The case started when a homosexual Polish couple got married in Berlin and requested the transcription of their marriage certificate into Poland’s civil registry. This was denied because Polish law does not recognize same-sex marriage. The couple sued. The Civic Coalition Party government’s response came out of both sides of their mouths. Prime Minister Donald Tusk and Interior Minister Marcin Kierwiński assured the public that the EU could not dictate Polish law and that constitutional processes would be respected.
Tusk, who has been waging an extralegal war on Poland’s conservative laws since taking office, added that “respecting tribunals” is also fundamental, while Interior Minister Marcin Kierwiński suggested that in order to implement the EU ruling, “we will have to adopt our own legislation.” In other words, the liberal government will likely adopt the tactics of their presidential candidate Rafał Trzaskowski, who advocates same-sex civil unions as a “logical first step.” Towards what?

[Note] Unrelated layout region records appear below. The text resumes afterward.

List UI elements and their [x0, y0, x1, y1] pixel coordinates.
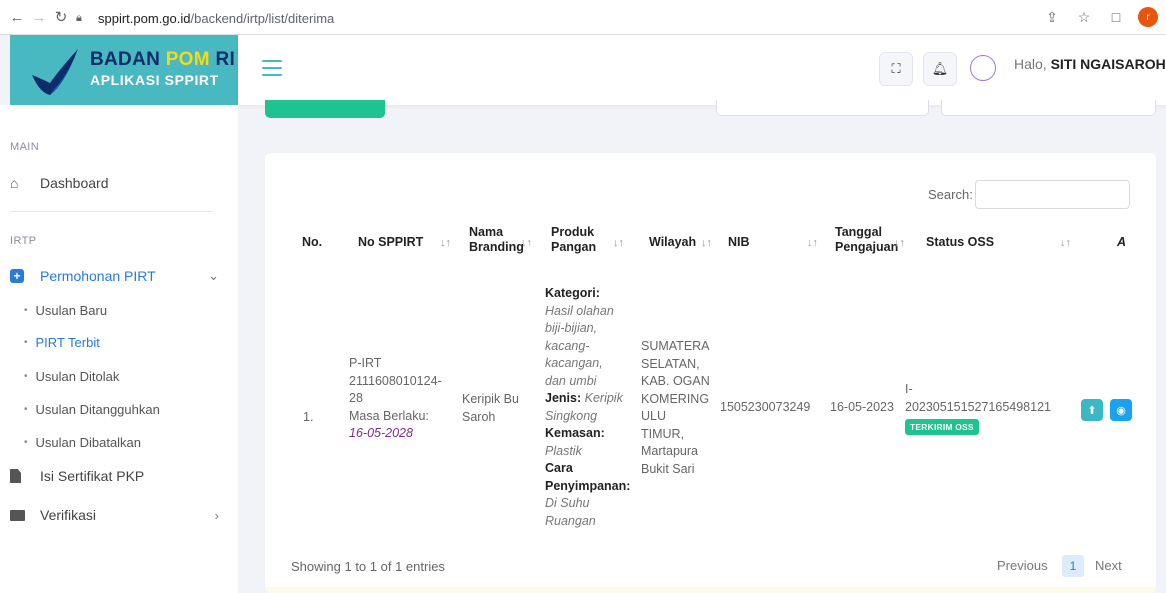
file-icon — [10, 469, 34, 483]
checkmark-logo-icon — [32, 49, 78, 95]
cell-status-oss: I- 202305151527165498121 — [905, 382, 1051, 414]
th-nama-branding[interactable]: Nama Branding — [469, 225, 524, 255]
browser-toolbar: ← → ↻ 🔒︎ sppirt.pom.go.id/backend/irtp/l… — [0, 0, 1166, 35]
url-domain: sppirt.pom.go.id — [98, 10, 191, 26]
status-badge: TERKIRIM OSS — [905, 419, 979, 435]
cell-no-sppirt: P-IRT 2111608010124- 28 Masa Berlaku: 16… — [349, 356, 442, 440]
profile-avatar[interactable]: r — [1138, 7, 1158, 27]
share-icon[interactable]: ⇪ — [1042, 7, 1062, 27]
filter-field-partial[interactable] — [716, 100, 929, 116]
window-icon[interactable]: □ — [1106, 7, 1126, 27]
previous-button[interactable]: Previous — [997, 558, 1048, 573]
th-no-sppirt[interactable]: No SPPIRT — [358, 235, 423, 250]
sidebar-item-verifikasi[interactable]: Verifikasi › — [10, 503, 225, 527]
upload-button[interactable]: ⬆ — [1081, 399, 1103, 421]
search-label: Search: — [928, 187, 973, 202]
eye-icon: ◉ — [1116, 404, 1126, 417]
cell-no: 1. — [303, 410, 314, 424]
reload-icon[interactable]: ↻ — [50, 6, 72, 28]
th-no[interactable]: No. — [302, 235, 322, 250]
user-greeting[interactable]: Halo, SITI NGAISAROH — [1014, 56, 1166, 72]
section-main: MAIN — [10, 141, 40, 153]
sidebar-item-dashboard[interactable]: ⌂ Dashboard — [10, 171, 225, 195]
lock-icon: 🔒︎ — [76, 11, 82, 24]
sort-icon[interactable]: ↓↑ — [894, 237, 905, 249]
cell-nama-branding: Keripik Bu Saroh — [462, 392, 519, 424]
th-nib[interactable]: NIB — [728, 235, 750, 250]
chevron-down-icon: ⌄ — [208, 268, 219, 283]
url-path: /backend/irtp/list/diterima — [190, 10, 335, 26]
next-button[interactable]: Next — [1095, 558, 1122, 573]
sort-icon[interactable]: ↓↑ — [521, 237, 532, 249]
logo-subtitle: APLIKASI SPPIRT — [90, 72, 219, 88]
sidebar-sub-usulan-baru[interactable]: Usulan Baru — [24, 303, 108, 318]
sidebar-sub-usulan-ditolak[interactable]: Usulan Ditolak — [24, 369, 120, 384]
address-bar[interactable]: 🔒︎ sppirt.pom.go.id/backend/irtp/list/di… — [76, 6, 896, 30]
sidebar-item-permohonan-pirt[interactable]: + Permohonan PIRT ⌄ — [10, 264, 225, 288]
cell-wilayah: SUMATERA SELATAN, KAB. OGAN KOMERING ULU… — [641, 339, 710, 476]
add-button-partial[interactable] — [265, 100, 385, 118]
sort-icon[interactable]: ↓↑ — [701, 237, 712, 249]
upload-icon: ⬆ — [1087, 404, 1097, 417]
sidebar: MAIN ⌂ Dashboard IRTP + Permohonan PIRT ⌄… — [0, 105, 238, 593]
entries-info: Showing 1 to 1 of 1 entries — [291, 559, 445, 574]
sidebar-sub-usulan-ditangguhkan[interactable]: Usulan Ditangguhkan — [24, 402, 160, 417]
filter-field-partial-2[interactable] — [941, 100, 1156, 116]
chevron-right-icon: › — [214, 507, 219, 523]
sort-icon[interactable]: ↓↑ — [1060, 237, 1071, 249]
card-bottom-strip — [265, 587, 1156, 593]
plus-square-icon: + — [10, 269, 34, 283]
app-logo[interactable]: BADAN POM RI APLIKASI SPPIRT — [10, 35, 238, 105]
sidebar-sub-usulan-dibatalkan[interactable]: Usulan Dibatalkan — [24, 435, 142, 450]
sidebar-divider — [10, 211, 213, 212]
logo-title: BADAN POM RI — [90, 49, 236, 70]
menu-toggle-icon[interactable] — [262, 60, 282, 76]
sort-icon[interactable]: ↓↑ — [613, 237, 624, 249]
star-icon[interactable]: ☆ — [1074, 7, 1094, 27]
sort-icon[interactable]: ↓↑ — [807, 237, 818, 249]
fullscreen-icon[interactable]: ⛶ — [879, 52, 913, 86]
sort-icon[interactable]: ↓↑ — [440, 237, 451, 249]
back-icon[interactable]: ← — [6, 6, 28, 28]
th-produk-pangan[interactable]: Produk Pangan — [551, 225, 596, 255]
forward-icon[interactable]: → — [28, 6, 50, 28]
sidebar-item-isi-sertifikat[interactable]: Isi Sertifikat PKP — [10, 464, 225, 488]
bell-icon[interactable]: 🔔︎ — [923, 52, 957, 86]
data-table-card: Search: No. No SPPIRT ↓↑ Nama Branding ↓↑… — [265, 153, 1156, 593]
cell-produk-pangan: Kategori: Hasil olahan biji-bijian, kaca… — [545, 286, 631, 528]
th-wilayah[interactable]: Wilayah — [649, 235, 696, 250]
home-icon: ⌂ — [10, 175, 19, 191]
monitor-icon — [10, 509, 34, 521]
cell-nib: 1505230073249 — [720, 400, 811, 414]
search-input[interactable] — [975, 180, 1130, 209]
th-aksi-partial[interactable]: A — [1117, 235, 1126, 250]
sidebar-sub-pirt-terbit[interactable]: PIRT Terbit — [24, 335, 100, 350]
cell-tanggal: 16-05-2023 — [830, 400, 894, 414]
page-1-button[interactable]: 1 — [1062, 555, 1084, 577]
th-status-oss[interactable]: Status OSS — [926, 235, 994, 250]
top-header: ⛶ 🔔︎ Halo, SITI NGAISAROH — [238, 35, 1166, 105]
view-button[interactable]: ◉ — [1110, 399, 1132, 421]
th-tanggal-pengajuan[interactable]: Tanggal Pengajuan — [835, 225, 898, 255]
section-irtp: IRTP — [10, 235, 37, 247]
user-avatar-icon[interactable] — [970, 55, 996, 81]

To ask the question is to answer it.
Many Polish conservatives recognized that the EU ruling is a foot jammed in the door, directly undermining the Polish constitution by stating that the recognition of same-sex marriages conducted outside the country is essential for “the fundamental right to respect for private and family life.” President Karol Nawrocki released a scathing response; Adam Andruszkiewicz, the deputy head of the presidential chancellery, called it “an attempt to circumvent the Polish Constitution” and affirmed that Nawrocki “will not submit to the terror of ‘rainbow rulings.’”
It isn’t just Poland. When Bulgaria passed a law banning LGBT propaganda in schools last year, LGBT activists claimed it violated EU law, the UN Human Rights Office called on the government to reconsider, and after President Ruman Radev declined to veto it, called on the European Commission to “step in and hold Bulgaria accountable.” When Hungary passed a similar law in 2021, then-Dutch prime minister Mark Rutte stated that the EU would “bring Hungary to its knees” in response.